Haug: Rosberg byłby wysoko w Monako, gdyby nie słabe Q3

Niemiec przyznał też, że nowa wersja "kanału F" Mercedesa będzie różnić się od innych zespołów
20.05.1019:15
Marek Roczniak
3167wyświetlenia

Szef sportowy Mercedesa - Norbert Haug sądzi, że Nico Rosberg mógłby zająć znacznie wyższe miejsce w Grand Prix Monako, gdyby lepiej poszło mu w trzeciej części kwalifikacji.

Rosberg wyglądał na bardzo szybkiego przez niemal całą sobotę i uzyskał najlepszy czas w drugiej części kwalifikacji. Jednakże w Q3 miał trudności ze złożeniem dobrego okrążenia, a do tego doszedł niefortunny incydent, gdy obaj kierowcy Mercedesa spowolnili się nawzajem.

W wyścigu Rosberg dzięki opóźnionemu postojowi w boksach wspiął się na chwilę na drugą pozycję i nie miał problemu z utrzymaniem tempa liderującego Marka Webbera, ale po swoim pit-stopie spadł z powrotem na dalsze miejsce. Problem z pewnością wynikał z tego, że nie wycisnęliśmy najlepszych osiągów z samochodu w kwalifikacjach - powiedział Haug amerykańskiemu serwisowi SPEEDtv.com.

Kiedy w wyścigu Nico miał przed sobą pusty tor, to mogliśmy zobaczyć, że miał dobre tempo. Zwykle kluczem do sukcesu w Monako jest to, jak długo możesz pojechać na opcjonalnej mieszance (bardziej miękkiej) i on wykonał bardzo długi przejazd z bardzo dobrymi czasami okrążeń, zanim trafił ponownie na ruch na torze. Patrząc wstecz, gdyby wystartował z drugiej lub trzeciej pozycji, co było wykonalne... Jeśli pojechał tylko raz w Q2 i był pierwszy, a inni jeździli dwa razy, to moje zdanie jest takie, że dysponował odpowiednią szybkością.
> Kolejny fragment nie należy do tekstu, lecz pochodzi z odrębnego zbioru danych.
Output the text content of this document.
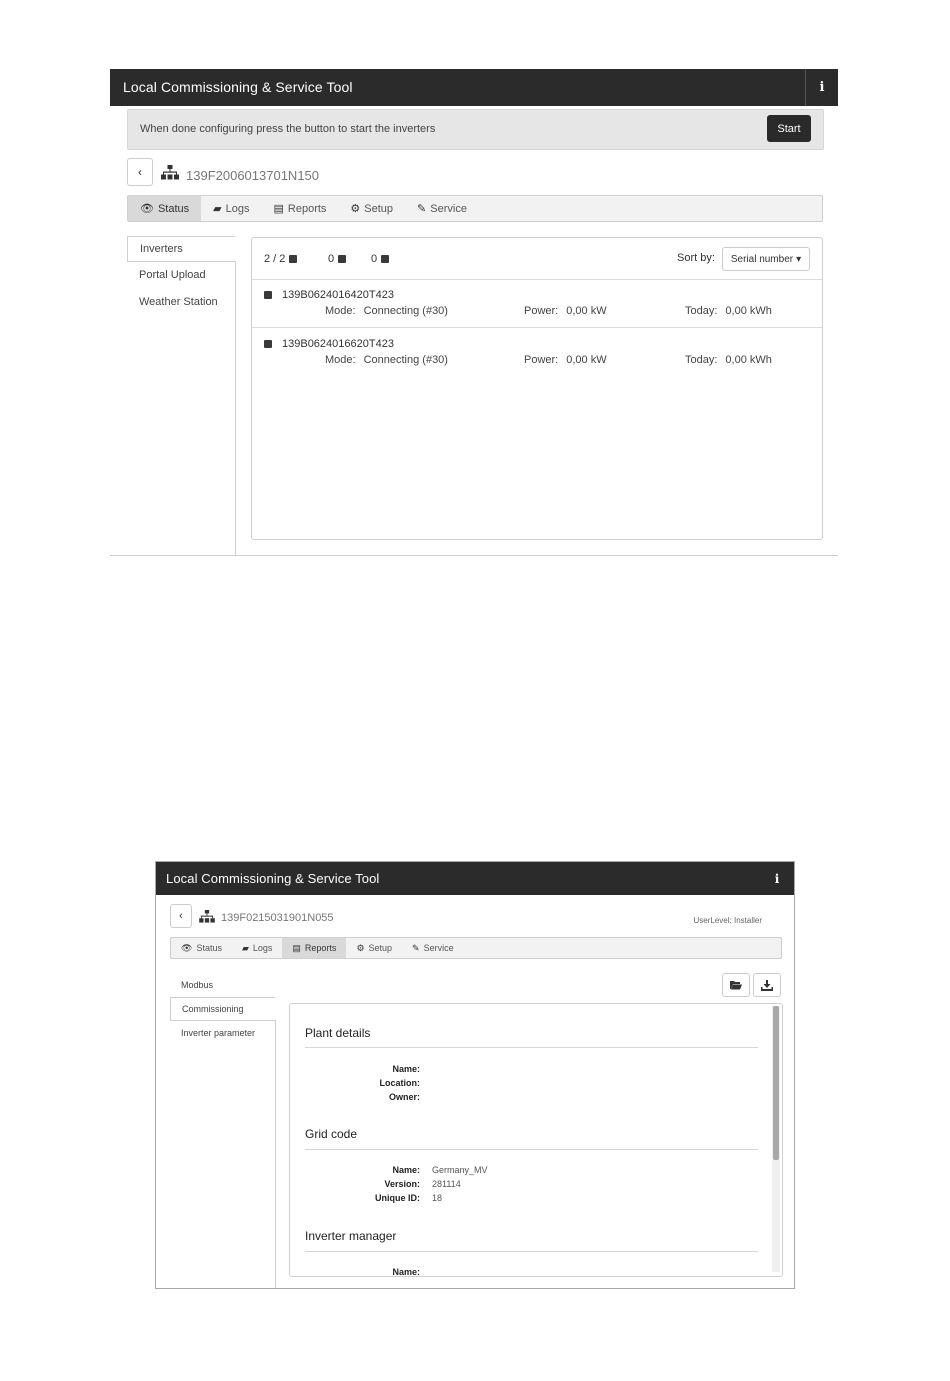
Local Commissioning & Service Tool	i
When done configuring press the button to start the inverters	Start
‹	139F2006013701N150
👁 Status ▰ Logs ▤ Reports ⚙ Setup ✎ Service
Inverters
Portal Upload
Weather Station
2 / 2	0	0	Sort by: Serial number ▾
139B0624016420T423
Mode: Connecting (#30)	Power: 0,00 kW	Today: 0,00 kWh
139B0624016620T423
Mode: Connecting (#30)	Power: 0,00 kW	Today: 0,00 kWh
Local Commissioning & Service Tool	i
‹	139F0215031901N055	UserLevel: Installer
👁 Status ▰ Logs ▤ Reports ⚙ Setup ✎ Service
Modbus
Commissioning
Inverter parameter	Plant details
Name:
Location:
Owner:
Grid code
Name: Germany_MV
Version: 281114
Unique ID: 18
Inverter manager
Name:
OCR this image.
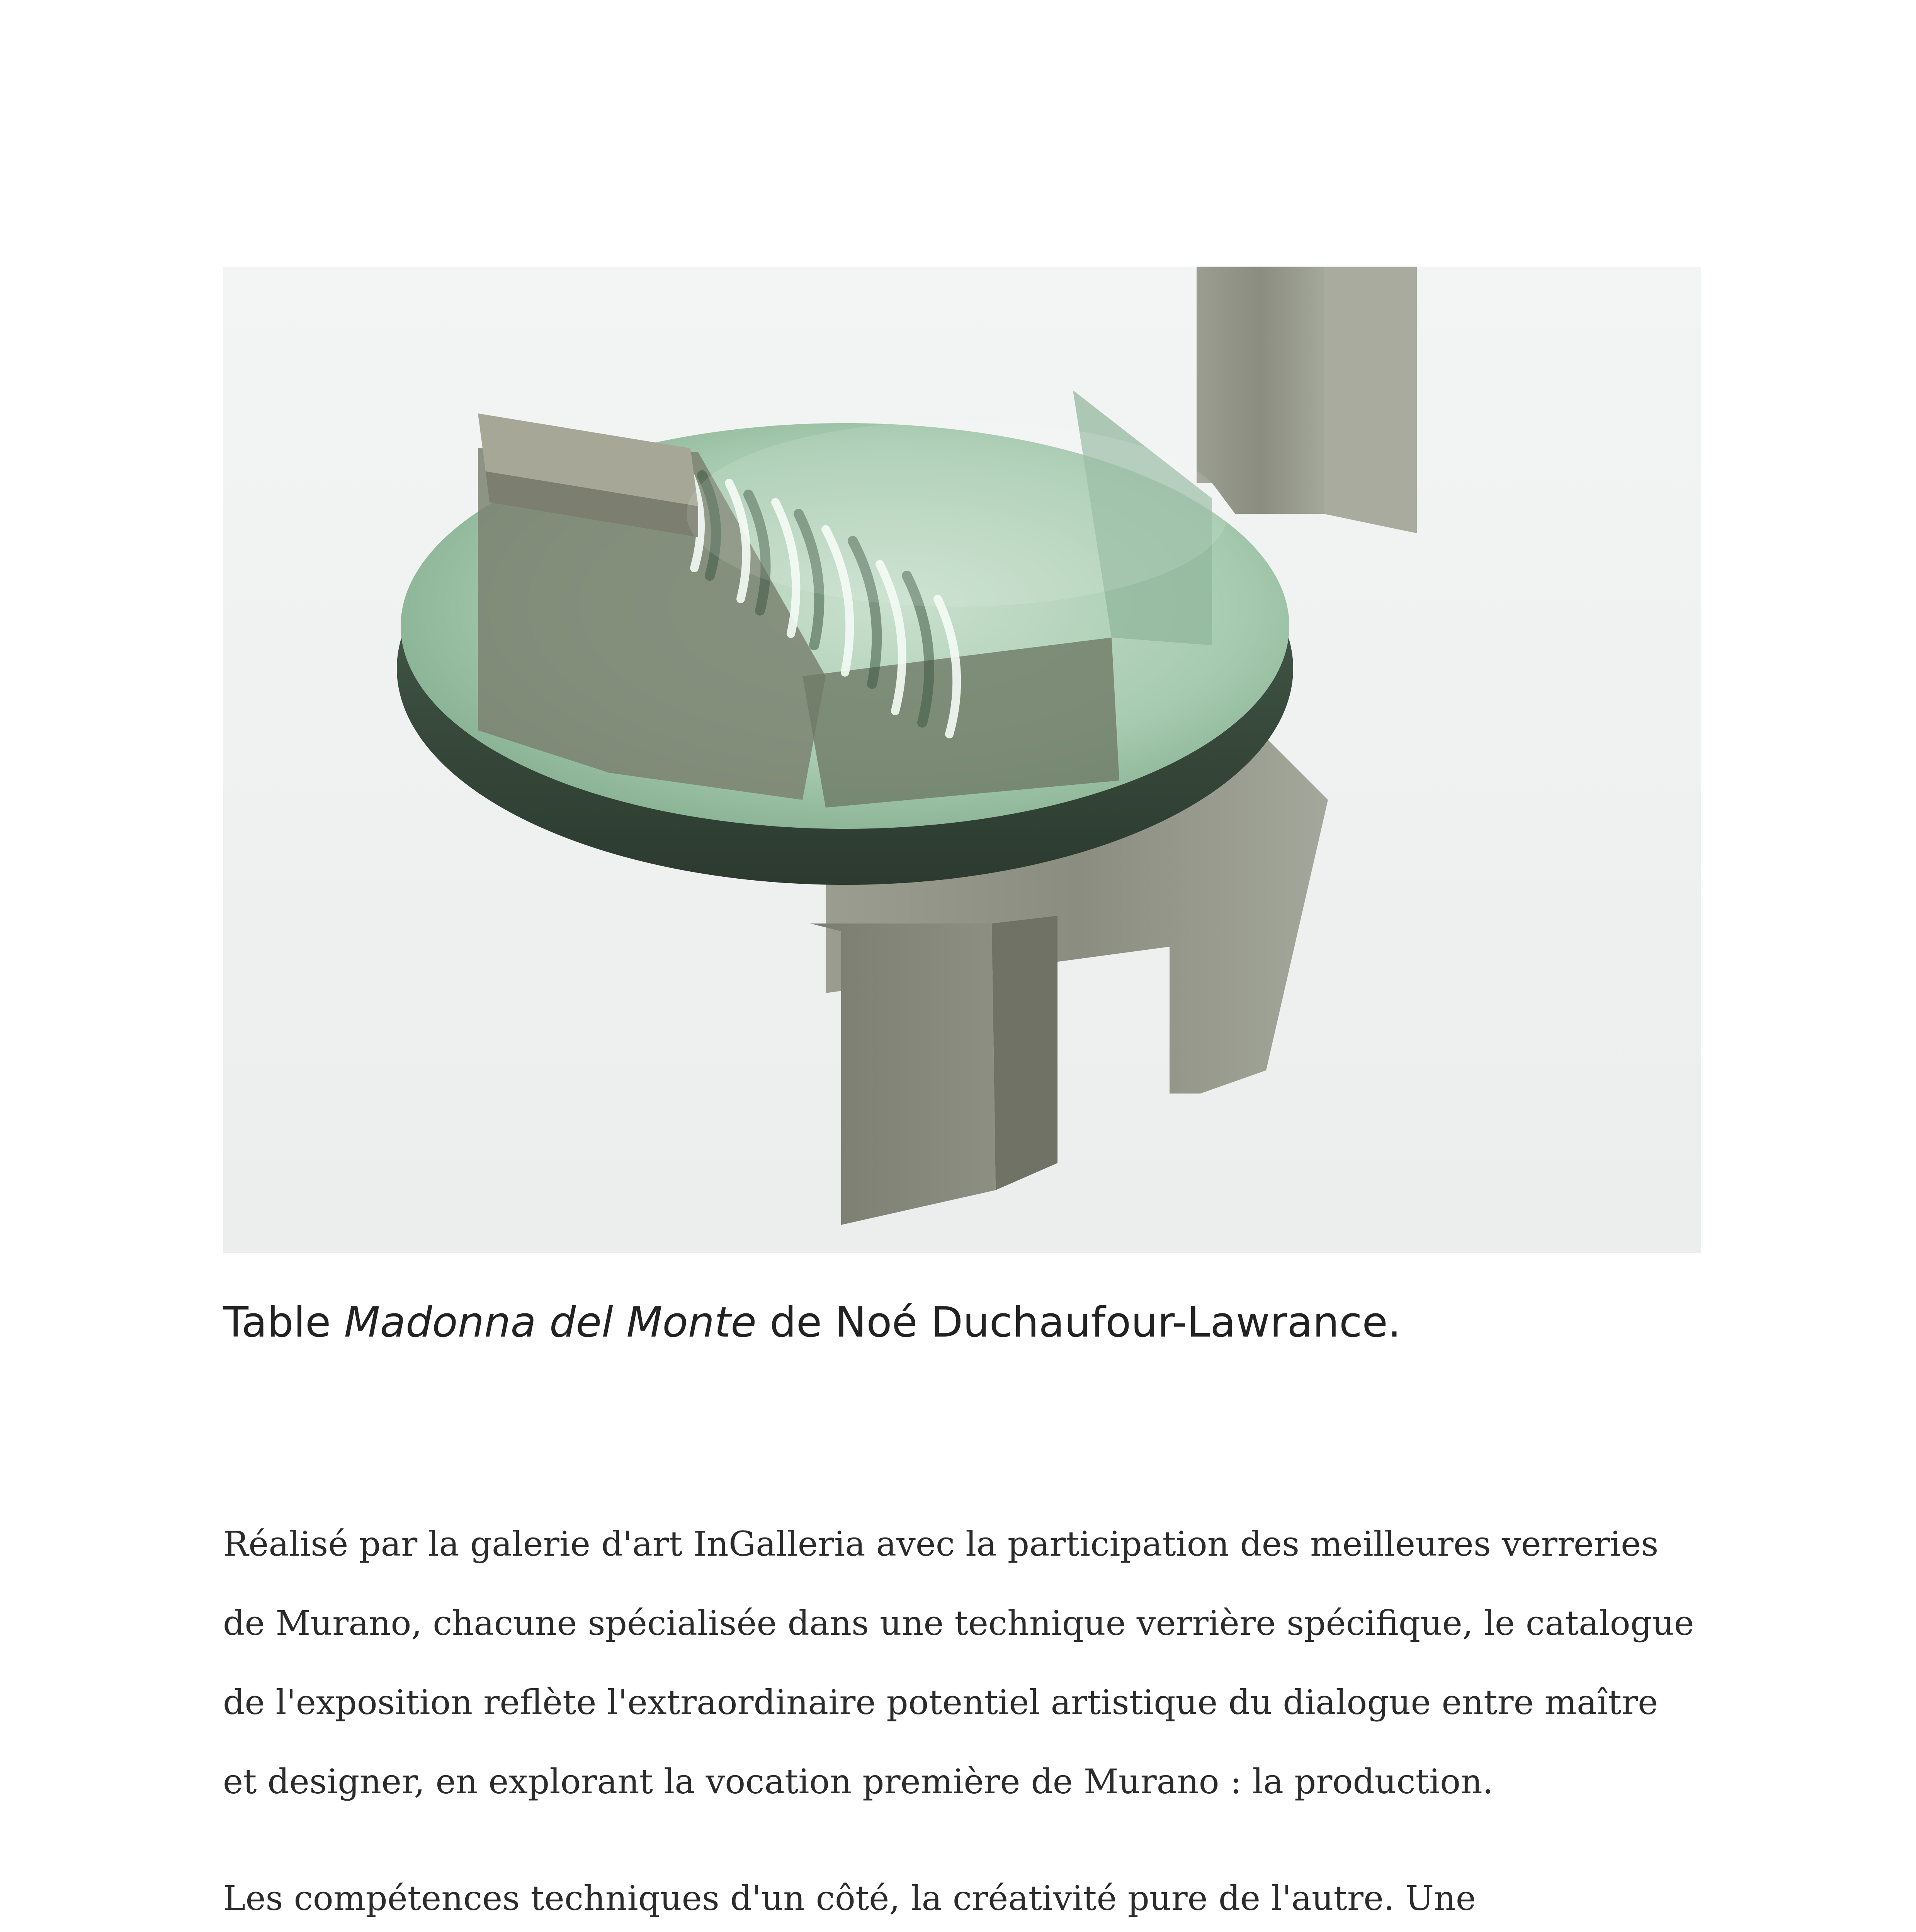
Table Madonna del Monte de Noé Duchaufour-Lawrance.
Réalisé par la galerie d'art InGalleria avec la participation des meilleures verreries de Murano, chacune spécialisée dans une technique verrière spécifique, le catalogue de l'exposition reflète l'extraordinaire potentiel artistique du dialogue entre maître et designer, en explorant la vocation première de Murano : la production.
Les compétences techniques d'un côté, la créativité pure de l'autre. Une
To tylko założenie, ale miał tempo na pierwszy lub drugi rząd. Jeśli potem masz dobry start i jedziesz za czołówką, a ci przed tobą muszą wcześniej wykonać pit-stop, to wtedy masz duże szanse. Ostatecznie nie mogliśmy jednak tego wykorzystać. Zamiast tego utknęliśmy za (Rubensem) Barrichello, ponieważ wyprzedził nas na starcie, co oczywiście było dobrą robotą w jego wykonaniu. Jednakże później traciliśmy czas z powodu jego tempa i strata stała się zbyt duża, co oznaczało koniec nadziei na dobry wynik.

Pomimo całej frustracji, Haug dostrzega jednak pozytywne aspekty weekendu w Monako. Jeśli chodzi o pakiet, a postrzegam to jako bardzo obiecującą rzecz, sytuacja wyglądała na zupełnie inną w porównaniu do Barcelony. Teraz dużym znakiem zapytania jest to, czy zdołamy to przełożyć na Turcję i inne tory?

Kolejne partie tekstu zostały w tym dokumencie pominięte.